In the second half of the 3pm Sunday concert, the URI Concert Band, directed by Brian Cardany, will perform five pieces by modern composers all born between 1938 and 1956. The program will include Cenotaph (Fanfare for Band) by Jack Stamp, Do Not Go Gentle Into That Good Night by Elliot Del Borgo, A Movement for Rosa by Mark Camphouse, The Dragoon Trail by Roger Cichy, and Hymn of St. James by Reber Clark.

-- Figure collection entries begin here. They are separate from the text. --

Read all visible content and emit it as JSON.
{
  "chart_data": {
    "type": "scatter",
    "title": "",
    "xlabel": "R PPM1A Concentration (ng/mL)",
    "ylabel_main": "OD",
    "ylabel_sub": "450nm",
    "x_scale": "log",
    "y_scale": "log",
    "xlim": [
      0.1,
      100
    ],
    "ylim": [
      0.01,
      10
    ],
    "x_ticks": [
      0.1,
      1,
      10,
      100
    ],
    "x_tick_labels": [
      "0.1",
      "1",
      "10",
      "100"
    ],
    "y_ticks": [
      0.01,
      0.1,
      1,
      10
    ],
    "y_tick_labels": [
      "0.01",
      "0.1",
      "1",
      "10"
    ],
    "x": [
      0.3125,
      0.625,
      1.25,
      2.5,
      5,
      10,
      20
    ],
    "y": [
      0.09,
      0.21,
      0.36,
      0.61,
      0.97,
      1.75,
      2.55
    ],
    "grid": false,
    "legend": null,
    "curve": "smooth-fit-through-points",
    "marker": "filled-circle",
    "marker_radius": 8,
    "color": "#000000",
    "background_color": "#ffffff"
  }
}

A cenotaph is a “statue or monument to a person not buried there,” for example, the Lincoln Memorial and Washington Monument. According to Cardany, the fanfare by Stamp “connotes a breathtaking structure such as one of these cenotaphs.” The work by Del Borgo is not a programmatic depiction of the Dylan Thomas poem from which it is titled, but attempts to “recreate the essence of the poem in sound”, he adds. The Camphouse piece is especially apt for Black History Month, for it was inspired by and memorializes Rosa Parks, the tailor’s assistant whose act of personal courage in refusing to give up her seat to a white man on a segregated city bus in Montgomery, Alabama, sparked the Civil Rights movement of the 1950’s.


The concerts will be held in the Fine Arts Center Concert Hall off Upper College Road on URI’s Kingston campus. Admission is $8 for the general public, $2 for students, with seating on a first-come basis. The box office opens 45 minutes before the concert.